Господи, до чего же, твари, людей довели!
—
Нужно ли говорить, что вечером я не только положенную выручку не получила, но ещё и пришлось из своих (точнее из Любашиных сбережений) Рафику возвращать?
Мда, так я много не заработаю.
Домой я возвращалась уставшая, в глубоком минусе.
Но при этом я совсем не жалела. Как представлю эту старушку, как она из гнилых капустных очисток дома суп варит, так сердце кровью обливается. А ведь она войну пережила, светлое коммунистическое будущее всю жизнь строила. И вот «заслуженный» результат.
Домой я пришла уставшая, недовольная.
А в комнате через стенку уже вовсю гремит музыка — лиловогубая соседка развлекается. Войну она мне, значит, устроила.
Ладно.
Война, так война. Повоюем, раз так хочет. У меня как раз настрой соответствующий — повоевать. Но с наскока, с шашкой на танк я не люблю. А вот попартизанить — самое оно.
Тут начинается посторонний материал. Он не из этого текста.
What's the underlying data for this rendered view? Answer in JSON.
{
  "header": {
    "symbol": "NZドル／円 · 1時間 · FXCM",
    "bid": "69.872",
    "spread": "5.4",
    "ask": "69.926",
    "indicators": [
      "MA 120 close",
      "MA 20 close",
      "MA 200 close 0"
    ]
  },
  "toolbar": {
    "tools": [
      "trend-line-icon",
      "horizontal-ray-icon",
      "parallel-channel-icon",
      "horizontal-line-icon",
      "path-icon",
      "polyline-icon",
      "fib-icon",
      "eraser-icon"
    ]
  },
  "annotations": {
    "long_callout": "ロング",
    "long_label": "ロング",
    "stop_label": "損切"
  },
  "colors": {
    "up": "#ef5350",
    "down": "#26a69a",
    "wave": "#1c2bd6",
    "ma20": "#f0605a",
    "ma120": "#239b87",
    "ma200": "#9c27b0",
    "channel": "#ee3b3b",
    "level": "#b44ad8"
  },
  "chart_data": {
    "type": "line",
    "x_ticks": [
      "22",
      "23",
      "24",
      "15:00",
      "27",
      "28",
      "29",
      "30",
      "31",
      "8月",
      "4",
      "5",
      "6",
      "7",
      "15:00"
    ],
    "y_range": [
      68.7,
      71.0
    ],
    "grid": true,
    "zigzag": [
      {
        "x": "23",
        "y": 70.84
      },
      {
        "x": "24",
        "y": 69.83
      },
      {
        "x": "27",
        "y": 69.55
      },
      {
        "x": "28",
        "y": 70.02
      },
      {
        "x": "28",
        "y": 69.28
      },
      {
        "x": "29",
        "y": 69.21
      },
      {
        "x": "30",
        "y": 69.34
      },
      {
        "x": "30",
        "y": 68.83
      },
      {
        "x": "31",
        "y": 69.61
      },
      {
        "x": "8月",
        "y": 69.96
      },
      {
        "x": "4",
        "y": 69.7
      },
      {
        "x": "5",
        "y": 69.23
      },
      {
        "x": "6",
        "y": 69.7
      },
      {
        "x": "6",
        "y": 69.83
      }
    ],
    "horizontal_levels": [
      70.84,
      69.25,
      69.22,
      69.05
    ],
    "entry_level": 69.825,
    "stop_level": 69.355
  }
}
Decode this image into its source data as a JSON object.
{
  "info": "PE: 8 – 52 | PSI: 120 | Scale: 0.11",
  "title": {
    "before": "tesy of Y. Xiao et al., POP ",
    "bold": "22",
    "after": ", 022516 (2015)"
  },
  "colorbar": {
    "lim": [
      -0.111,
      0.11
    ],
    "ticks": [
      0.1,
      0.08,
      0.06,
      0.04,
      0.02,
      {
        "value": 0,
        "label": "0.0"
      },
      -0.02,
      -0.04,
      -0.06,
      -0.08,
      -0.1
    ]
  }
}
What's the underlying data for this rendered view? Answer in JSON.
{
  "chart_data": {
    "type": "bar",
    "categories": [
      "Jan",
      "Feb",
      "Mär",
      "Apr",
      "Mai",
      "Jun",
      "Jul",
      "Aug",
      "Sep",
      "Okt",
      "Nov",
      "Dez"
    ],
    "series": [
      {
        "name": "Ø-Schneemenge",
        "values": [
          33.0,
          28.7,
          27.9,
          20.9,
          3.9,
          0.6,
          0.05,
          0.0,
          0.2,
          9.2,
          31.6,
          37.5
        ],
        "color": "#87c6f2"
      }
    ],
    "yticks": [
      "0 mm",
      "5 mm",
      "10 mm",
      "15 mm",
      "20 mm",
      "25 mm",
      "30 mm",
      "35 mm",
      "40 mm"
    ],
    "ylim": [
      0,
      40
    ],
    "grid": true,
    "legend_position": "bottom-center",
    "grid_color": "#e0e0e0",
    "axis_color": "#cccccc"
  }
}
Я мужественно выдержала музыку (до двух ночи играла, пока сосед снизу не пришел к ней ругаться). А я вот не пошла. Утром я увидела, как сосед уехал на работу, часов шесть было.
Прекрасно! Просто прекрасно начинается этот день! Для лиловогубой я включила на всю громкость молитвенный хор старцев из Оптинской пустыни. В шесть утра. На планшете случайно обнаружила — Ирка когда-то накачала. Она одно время очень по всему этому заморачивалась, когда её парень бросил.
Планшет медицинским пластырем приклеила к стенке (да, обоев жалко, но они и так страшненькие. Да и духовность соседки значительно дороже). Получалось мне в квартиру не сильно слышно (и дверь я в комнату крепко прикрыла), зато лиловогубая будет наслаждаться. Во всяком случае спать не сможет. И так будет каждое утро. Вот и посмотрим, кто кого.
Я как раз сделала завтрак и разбудила ребят. Пока они собирались — раздался звонок в дверь. Стопроцентно лиловогубая молитвами Оптинских старцев прониклась и пришла приобщаться.
— Но я тоже подготовилась. Прихватила в руки «Сторожевую башню» и остальную макулатурку и дружелюбно пошла открывать.
Так и есть. Лиловогубая. Правда сейчас она была не накрашенная, что, однако, отнюдь не делало её приятнее.
— Ты чего спать мне не даёшь! Заколебала, корова! — заорала на меня соседка.
— Время молитвы, — назидательно сказала я торжественным тоном.
— Шесть утра?!
— Да, вот вчера полночи бесовские песнопения звучали. Грех-то какой. Нужно сегодня очистить душу святыми молитвами, — лучезарным голосом сказала я и с тихой улыбкой протянула ей брошюрки, — держи, сестра, приобщись. Скверну из души нужно выжигать молитвой.